The language has a lot of features that make it appealing to developers. It’s safe, fast, and easy to learn. This makes it a great choice for new and experienced developers alike.
And as more developers use Rust, the demand for rust developers is only going to continue to rise.
The Rust language is steadily climbing the rankings on industry reports also.
None of this is a surprise to the team here at Plexus Towers. We’ve seen the growing demand for the Rust developer first-hand.
But now, even the NSA is getting in on the deal, highlighting the security of memory safe languages like Rust.
The NSA has started to use Rust in order to create more secure applications. Rust is a great choice for this because it’s a memory safe language, this means that errors in code can’t lead to security vulnerabilities.
This is a big deal for the NSA, and it’s something that more organizations are starting to take notice of. Rust is quickly becoming the go-to language for secure applications.
But what does this mean for the Rust developer salary?
Let’s break down the Rust-y phase that developers are going through in a bit more detail.
Interest in Rust remains strong, even in a down market
Total UK-based Rust developer jobs are down about 15% from the same period in 2021.
In a down market, that’s pretty good; your portfolio wishes it was only down 15%.
And in fact, overall interest in Rust remains high, given the circumstances.
Notice that spike? There’s actually more interest in the language than there used to be.
And it’s not just random web searches; industry insider reports confirm our suspicions – Rust is gaining some steam.
Here’s a recent Slashdata report – notice how Rust is climbing the ranks.
The Rise of Memory-Safe
Rust’s growth fits in with an increasing appreciation for many of the memory-safe languages. No less an authority than the US NSA just published a memo encouraging developers to make the switch to more secure languages like Rust.
Why the push? From the programming side, memory safe languages like Rust drastically reduce security vulnerabilities. Google’s own research, backed up by the NSA memo, concludes that a whopping 70% of potential liabilities can be traced back to software memory management problems.
That’s what the NSA’s report made clear. Highlighting common weaknesses like buffer overflows or memory allocation issues, the NSA recommended a handful of memory safe languages as replacements.
And Rust was on the list:
Not Just About Crypto
At Plexus, we’re all about Web3, crypto, and blockchain. But the growth of the Rust developer isn’t only due to web3; the language is fast and scalable, lending itself to applications like games.
Right now, there’s something like a quarter of all developers learning about or interested in blockchain and web3. But under 10% of all developers actually work in those fields.

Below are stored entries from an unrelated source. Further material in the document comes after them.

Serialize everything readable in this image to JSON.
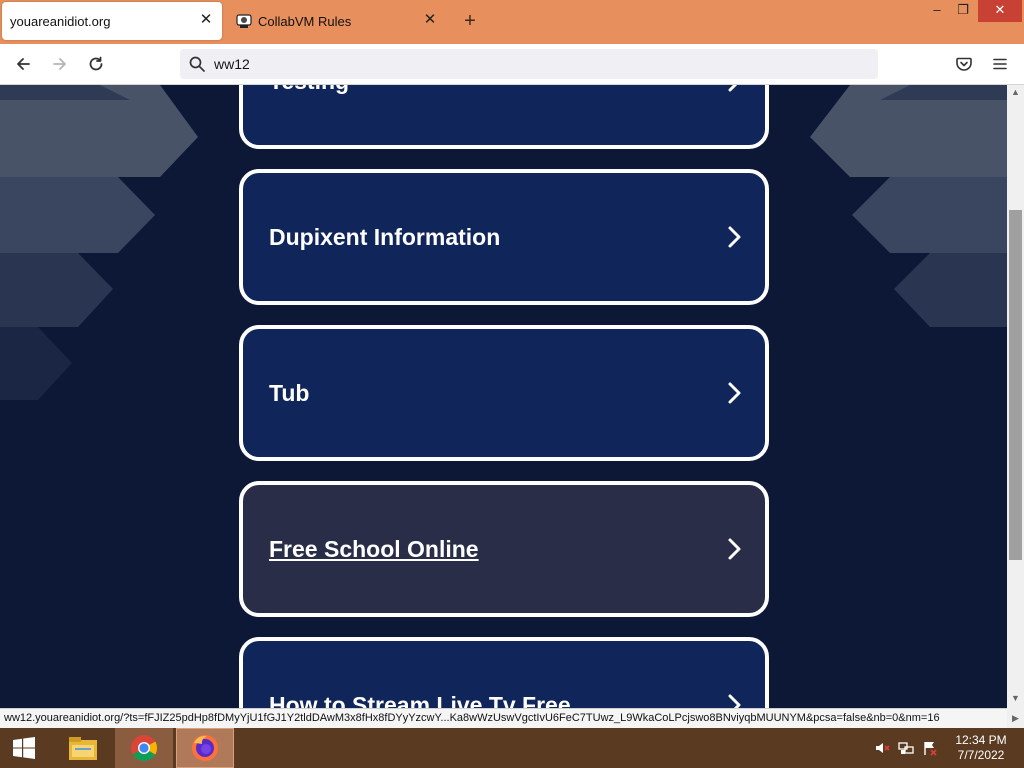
{
  "browser": {
    "tabs": [
      {
        "title": "youareanidiot.org",
        "active": true
      },
      {
        "title": "CollabVM Rules",
        "active": false
      }
    ],
    "new_tab_symbol": "+",
    "window_controls": {
      "minimize": "–",
      "maximize": "❐",
      "close": "✕"
    },
    "url_value": "ww12",
    "nav_icons": [
      "back-arrow-icon",
      "forward-arrow-icon",
      "reload-icon",
      "search-icon",
      "pocket-icon",
      "hamburger-menu-icon"
    ]
  },
  "page": {
    "cards": [
      {
        "label": "Testing",
        "hover": false
      },
      {
        "label": "Dupixent Information",
        "hover": false
      },
      {
        "label": "Tub",
        "hover": false
      },
      {
        "label": "Free School Online",
        "hover": true
      },
      {
        "label": "How to Stream Live Tv Free",
        "hover": false
      }
    ],
    "colors": {
      "background": "#0c1836",
      "card": "#10255a",
      "card_hover": "#292d47",
      "card_border": "#ffffff"
    }
  },
  "status_url": "ww12.youareanidiot.org/?ts=fFJIZ25pdHp8fDMyYjU1fGJ1Y2tldDAwM3x8fHx8fDYyYzcwY...Ka8wWzUswVgctIvU6FeC7TUwz_L9WkaCoLPcjswo8BNviyqbMUUNYM&pcsa=false&nb=0&nm=16",
  "taskbar": {
    "items": [
      "windows-start-icon",
      "file-explorer-icon",
      "chrome-icon",
      "firefox-icon"
    ],
    "time": "12:34 PM",
    "date": "7/7/2022"
  }
}
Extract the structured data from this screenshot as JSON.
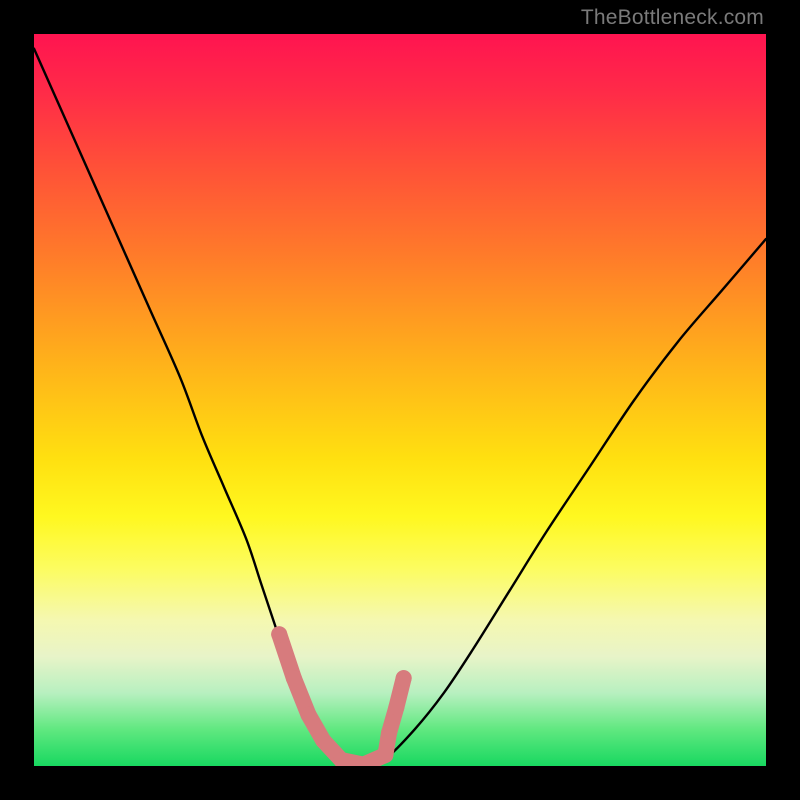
{
  "watermark": "TheBottleneck.com",
  "colors": {
    "page_bg": "#000000",
    "curve": "#000000",
    "marker": "#d77b7d",
    "watermark": "#7a7a7a"
  },
  "chart_data": {
    "type": "line",
    "title": "",
    "xlabel": "",
    "ylabel": "",
    "xlim": [
      0,
      100
    ],
    "ylim": [
      0,
      100
    ],
    "grid": false,
    "legend": false,
    "series": [
      {
        "name": "bottleneck-curve",
        "x": [
          0,
          4,
          8,
          12,
          16,
          20,
          23,
          26,
          29,
          31,
          33,
          35,
          37,
          39,
          42,
          45,
          48,
          52,
          56,
          60,
          65,
          70,
          76,
          82,
          88,
          94,
          100
        ],
        "y": [
          98,
          89,
          80,
          71,
          62,
          53,
          45,
          38,
          31,
          25,
          19,
          13,
          8,
          4,
          1,
          0,
          1,
          5,
          10,
          16,
          24,
          32,
          41,
          50,
          58,
          65,
          72
        ]
      }
    ],
    "markers": {
      "name": "optimal-zone",
      "x": [
        33.5,
        35.5,
        37.5,
        39.5,
        42.0,
        45.0,
        48.0,
        48.5,
        49.5,
        50.5
      ],
      "y": [
        18.0,
        12.0,
        7.0,
        3.5,
        0.8,
        0.2,
        1.5,
        4.5,
        8.0,
        12.0
      ]
    }
  }
}
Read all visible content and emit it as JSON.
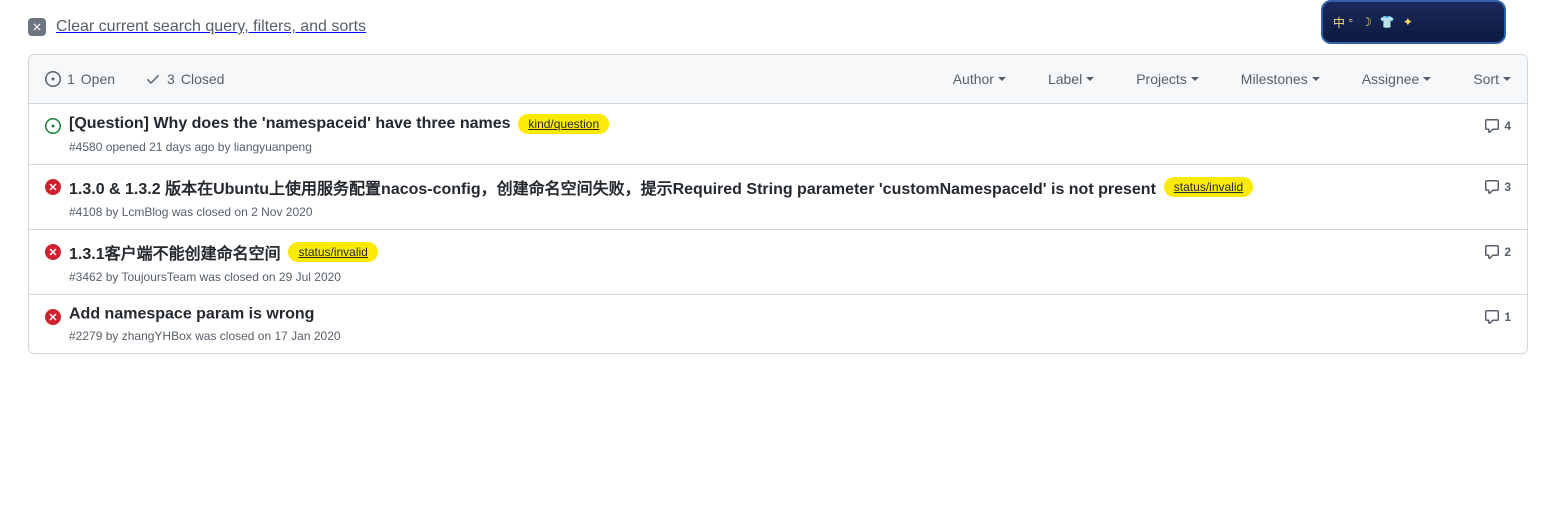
{
  "clear_text": "Clear current search query, filters, and sorts",
  "states": {
    "open": {
      "count": "1",
      "label": "Open"
    },
    "closed": {
      "count": "3",
      "label": "Closed"
    }
  },
  "filters": {
    "author": "Author",
    "label": "Label",
    "projects": "Projects",
    "milestones": "Milestones",
    "assignee": "Assignee",
    "sort": "Sort"
  },
  "issues": [
    {
      "status": "open",
      "title": "[Question] Why does the 'namespaceid' have three names",
      "labels": [
        "kind/question"
      ],
      "meta_prefix": "#4580 opened 21 days ago by ",
      "author": "liangyuanpeng",
      "meta_suffix": "",
      "comments": "4"
    },
    {
      "status": "closed",
      "title": "1.3.0 & 1.3.2 版本在Ubuntu上使用服务配置nacos-config，创建命名空间失败，提示Required String parameter 'customNamespaceId' is not present",
      "labels": [
        "status/invalid"
      ],
      "meta_prefix": "#4108 by ",
      "author": "LcmBlog",
      "meta_suffix": " was closed on 2 Nov 2020",
      "comments": "3"
    },
    {
      "status": "closed",
      "title": "1.3.1客户端不能创建命名空间",
      "labels": [
        "status/invalid"
      ],
      "meta_prefix": "#3462 by ",
      "author": "ToujoursTeam",
      "meta_suffix": " was closed on 29 Jul 2020",
      "comments": "2"
    },
    {
      "status": "closed",
      "title": "Add namespace param is wrong",
      "labels": [],
      "meta_prefix": "#2279 by ",
      "author": "zhangYHBox",
      "meta_suffix": " was closed on 17 Jan 2020",
      "comments": "1"
    }
  ],
  "toy": {
    "text": "中 °"
  }
}
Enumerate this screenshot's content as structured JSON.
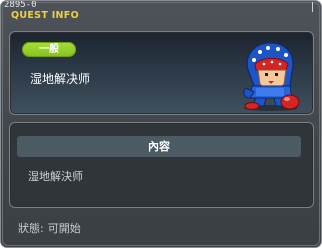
{
  "window": {
    "quest_id": "2895-0",
    "title": "QUEST INFO"
  },
  "quest": {
    "category": "一般",
    "name": "湿地解决师",
    "npc": "blue-hooded-character"
  },
  "content": {
    "header": "內容",
    "text": "湿地解決师"
  },
  "status": {
    "label": "狀態:",
    "value": "可開始"
  },
  "colors": {
    "title": "#f0d040",
    "badge": "#84c21e",
    "background": "#43484d",
    "content_header": "#4c5a63"
  }
}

We’re seeing the continued rise of a highly-regarded programming language, at the exact same time that a huge portion of developers show interest in entering the blockchain realm.

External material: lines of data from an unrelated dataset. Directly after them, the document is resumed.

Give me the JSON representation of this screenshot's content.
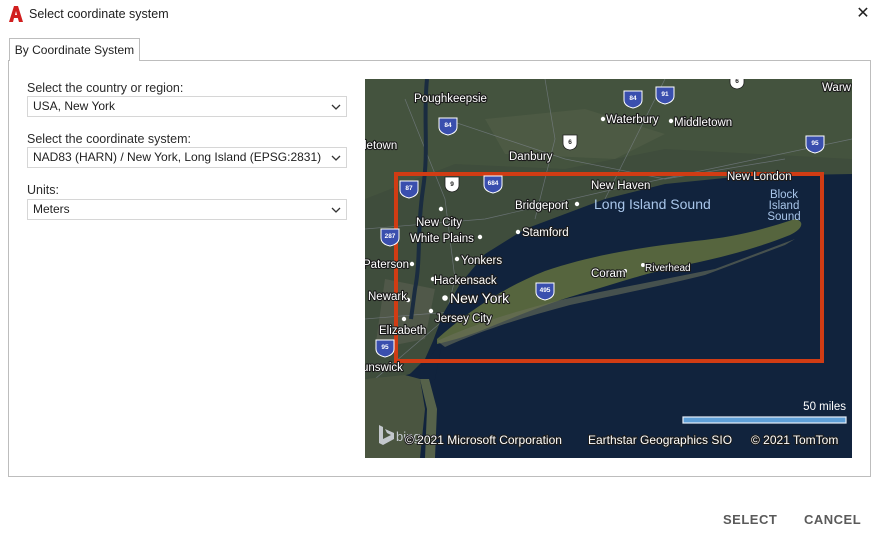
{
  "window": {
    "title": "Select coordinate system",
    "app_icon": "autocad-a-icon",
    "close_icon": "close-icon"
  },
  "tabs": [
    {
      "label": "By Coordinate System",
      "selected": true
    }
  ],
  "form": {
    "country": {
      "label": "Select the country or region:",
      "value": "USA, New York"
    },
    "coordinate_system": {
      "label": "Select the coordinate system:",
      "value": "NAD83 (HARN) / New York, Long Island (EPSG:2831)"
    },
    "units": {
      "label": "Units:",
      "value": "Meters"
    }
  },
  "map": {
    "places": [
      "Poughkeepsie",
      "Waterbury",
      "Middletown",
      "Danbury",
      "New Haven",
      "New London",
      "Bridgeport",
      "Stamford",
      "New City",
      "White Plains",
      "Yonkers",
      "Paterson",
      "Hackensack",
      "Newark",
      "New York",
      "Jersey City",
      "Elizabeth",
      "Coram",
      "Riverhead",
      "Warw",
      "letown",
      "unswick"
    ],
    "water_labels": [
      "Long Island Sound",
      "Block Island Sound"
    ],
    "highway_shields": [
      "84",
      "91",
      "84",
      "6",
      "95",
      "87",
      "9",
      "684",
      "287",
      "495",
      "95",
      "6"
    ],
    "scale_label": "50 miles",
    "attribution": [
      "© 2021 Microsoft Corporation",
      "Earthstar Geographics SIO",
      "© 2021 TomTom"
    ],
    "logo_text": "bing",
    "selection_color": "#d13c14",
    "water_color": "#11233d"
  },
  "buttons": {
    "select": "SELECT",
    "cancel": "CANCEL"
  }
}
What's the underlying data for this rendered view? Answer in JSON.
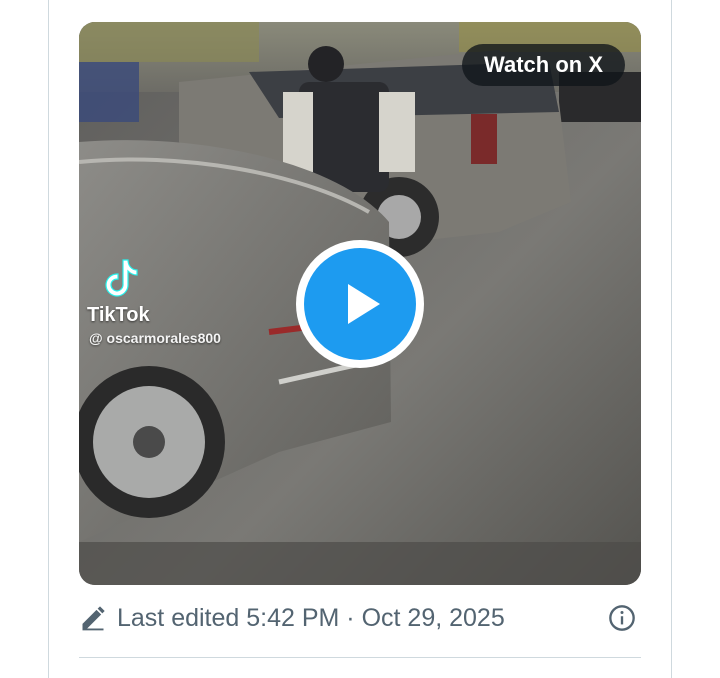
{
  "media": {
    "watch_label": "Watch on X",
    "watermark": {
      "app_name": "TikTok",
      "handle": "@ oscarmorales800"
    },
    "play_icon": "play-icon",
    "colors": {
      "play_blue": "#1d9bf0",
      "pill_bg": "#0f1419"
    }
  },
  "footer": {
    "edited_text": "Last edited 5:42 PM · Oct 29, 2025",
    "edit_icon": "pencil-icon",
    "info_icon": "info-icon",
    "text_color": "#536471"
  }
}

Combine those, and you’ve got a recipe for some serious salary growth.
And that’s exactly what we’re seeing.
More Rust, More Pay
The hard facts are simple.
Rust developer salaries rose by nearly 25% in 2022, despite all the turmoil.
You can see the initial dip around February – followed quickly by a rebound in salaries and even growth.
Same thing shows up here – accompanied by even more significant growth on the upper end (senior devs).
Our own information corroborates this. Despite everything, it’s a great time to be a Rust developer.
Lots of chatter in the dev world has focused on recent stability in the top 20 programming languages. Rust and other memory safe languages are mostly around a decade old now, with established bases, and well-developed resources on Gitbook and elsewhere.
But the salary growth Rust has demonstrated makes us think there’s something more here.
You’ve got continued interest in Rust from both ends – companies who are turning to Rust’s inherent scalability and memory-safe security, and developers who show strong appreciation for Rust’s features and continued interest in areas like web3 that use Rust heavily.
You need both elements to get the strong rise in salaries we’ve seen over the past few months.
And as long as that trend continues, developers will stay Rusty.